Writing helps bring people together. It really is as simple as that. Whether it is the relationship between the reader and the author, the author and their work or all of the people reading that piece of writing, there is a connection being made.
I am attending SXSW Interactive this year (yes, I do consider myself lucky) and had the chance to watch a panel featuring Tim O'Reilly. If you aren't a techie you may not have heard of him, but he is the founder of O'Reilly Media, which publishes books on various computer technology topics.
When discussing how he got started in the publishing industry, he talked about how it just started as a venture that he did between his consulting projects. He would notice the lack of documentation about certain types of coding, for example, and decide to put out his own, honest materials. If something didn't work as it should, he wasn't afraid to say it in the book. People really took notice when he crashed a conference one year and sold copies of his latest book outside of the conference - he had a book on a topic people were interested in and could connect with, that they couldn't find somewhere else. They wanted more - and he was able to provide it and establish himself in the publishing world.

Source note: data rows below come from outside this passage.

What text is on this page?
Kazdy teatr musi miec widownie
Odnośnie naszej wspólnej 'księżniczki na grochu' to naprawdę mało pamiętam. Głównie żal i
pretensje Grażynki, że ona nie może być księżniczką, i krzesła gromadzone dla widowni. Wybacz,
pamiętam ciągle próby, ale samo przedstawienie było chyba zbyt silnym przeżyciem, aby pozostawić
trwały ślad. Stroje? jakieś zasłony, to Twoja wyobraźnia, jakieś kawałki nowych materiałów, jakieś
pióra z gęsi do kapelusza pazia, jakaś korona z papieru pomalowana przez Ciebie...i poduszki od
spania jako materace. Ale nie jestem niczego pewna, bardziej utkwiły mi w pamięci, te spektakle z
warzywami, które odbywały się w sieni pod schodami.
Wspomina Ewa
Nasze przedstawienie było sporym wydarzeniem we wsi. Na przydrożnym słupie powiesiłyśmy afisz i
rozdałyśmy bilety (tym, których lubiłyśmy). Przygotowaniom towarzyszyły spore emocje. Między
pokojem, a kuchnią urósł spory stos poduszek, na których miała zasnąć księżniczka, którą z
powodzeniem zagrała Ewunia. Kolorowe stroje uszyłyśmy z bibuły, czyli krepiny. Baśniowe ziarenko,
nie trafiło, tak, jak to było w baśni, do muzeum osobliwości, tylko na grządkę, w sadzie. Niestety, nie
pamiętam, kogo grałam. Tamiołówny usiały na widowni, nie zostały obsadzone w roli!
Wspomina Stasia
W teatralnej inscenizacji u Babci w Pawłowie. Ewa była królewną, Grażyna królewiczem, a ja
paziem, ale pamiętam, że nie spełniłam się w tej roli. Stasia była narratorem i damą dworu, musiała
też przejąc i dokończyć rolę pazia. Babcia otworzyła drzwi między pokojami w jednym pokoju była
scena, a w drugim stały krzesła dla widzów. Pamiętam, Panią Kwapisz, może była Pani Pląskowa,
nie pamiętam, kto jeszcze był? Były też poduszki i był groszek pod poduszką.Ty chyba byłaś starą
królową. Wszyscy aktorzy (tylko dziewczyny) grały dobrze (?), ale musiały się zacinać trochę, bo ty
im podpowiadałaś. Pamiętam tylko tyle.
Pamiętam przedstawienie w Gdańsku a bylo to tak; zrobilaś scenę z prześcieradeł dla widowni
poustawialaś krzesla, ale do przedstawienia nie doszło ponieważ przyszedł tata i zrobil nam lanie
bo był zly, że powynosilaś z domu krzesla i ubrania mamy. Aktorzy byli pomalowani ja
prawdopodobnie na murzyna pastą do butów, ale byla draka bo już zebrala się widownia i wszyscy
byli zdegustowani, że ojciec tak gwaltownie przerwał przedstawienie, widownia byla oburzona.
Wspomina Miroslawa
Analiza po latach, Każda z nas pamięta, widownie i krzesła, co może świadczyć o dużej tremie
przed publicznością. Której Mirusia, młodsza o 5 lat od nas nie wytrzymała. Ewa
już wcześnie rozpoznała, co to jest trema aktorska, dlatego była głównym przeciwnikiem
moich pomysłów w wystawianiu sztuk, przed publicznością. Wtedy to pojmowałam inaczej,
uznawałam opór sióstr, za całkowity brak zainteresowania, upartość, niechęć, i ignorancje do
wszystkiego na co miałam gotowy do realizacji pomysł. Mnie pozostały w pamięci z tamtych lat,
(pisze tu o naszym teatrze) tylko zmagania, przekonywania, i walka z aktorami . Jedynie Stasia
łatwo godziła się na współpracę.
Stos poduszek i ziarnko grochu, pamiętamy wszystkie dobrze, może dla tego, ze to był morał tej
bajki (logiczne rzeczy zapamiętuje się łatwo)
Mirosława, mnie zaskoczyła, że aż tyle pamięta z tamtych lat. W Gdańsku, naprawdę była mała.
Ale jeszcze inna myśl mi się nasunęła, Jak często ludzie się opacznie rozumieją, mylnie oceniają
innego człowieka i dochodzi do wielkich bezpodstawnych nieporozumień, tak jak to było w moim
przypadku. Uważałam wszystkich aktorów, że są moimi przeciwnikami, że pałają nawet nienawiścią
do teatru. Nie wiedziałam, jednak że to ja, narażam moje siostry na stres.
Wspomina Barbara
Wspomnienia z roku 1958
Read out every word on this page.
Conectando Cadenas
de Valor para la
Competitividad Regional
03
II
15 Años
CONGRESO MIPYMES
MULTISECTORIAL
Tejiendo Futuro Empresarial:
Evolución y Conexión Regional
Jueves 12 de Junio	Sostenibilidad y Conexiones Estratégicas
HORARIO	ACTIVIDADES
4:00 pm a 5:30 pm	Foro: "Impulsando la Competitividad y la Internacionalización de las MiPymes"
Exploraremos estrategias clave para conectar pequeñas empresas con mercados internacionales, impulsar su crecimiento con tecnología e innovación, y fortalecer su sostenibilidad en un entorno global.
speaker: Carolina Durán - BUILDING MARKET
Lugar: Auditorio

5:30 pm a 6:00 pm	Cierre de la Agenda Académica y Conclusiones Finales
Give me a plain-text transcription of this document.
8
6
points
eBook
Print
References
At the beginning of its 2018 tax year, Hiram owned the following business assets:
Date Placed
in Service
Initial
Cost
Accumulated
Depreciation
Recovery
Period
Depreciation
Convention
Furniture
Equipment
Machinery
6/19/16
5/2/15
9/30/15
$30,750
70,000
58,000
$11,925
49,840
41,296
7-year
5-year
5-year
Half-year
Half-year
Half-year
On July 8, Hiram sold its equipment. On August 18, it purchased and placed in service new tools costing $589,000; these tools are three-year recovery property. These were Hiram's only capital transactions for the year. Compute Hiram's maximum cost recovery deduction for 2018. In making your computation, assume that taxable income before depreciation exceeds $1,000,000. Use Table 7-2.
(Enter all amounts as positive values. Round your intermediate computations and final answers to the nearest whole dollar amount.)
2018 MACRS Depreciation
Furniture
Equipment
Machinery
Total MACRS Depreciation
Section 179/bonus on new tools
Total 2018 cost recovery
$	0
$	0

This is not to say you can't write about something that already has been written about, but make it your own. Make it speak to someone else and you will find a following. As he continued to talk about communities, he said a great three-line slogan to sum up communities, "Harnessing collective intelligence." Are you a blogger? Don't be afraid to utilize the ideas of your readers? Author, maybe? Bounce some ideas off of your editor.
Your community does connect with you via your writing, but also via your ideas within that writing. Find what connects you to them and harness it.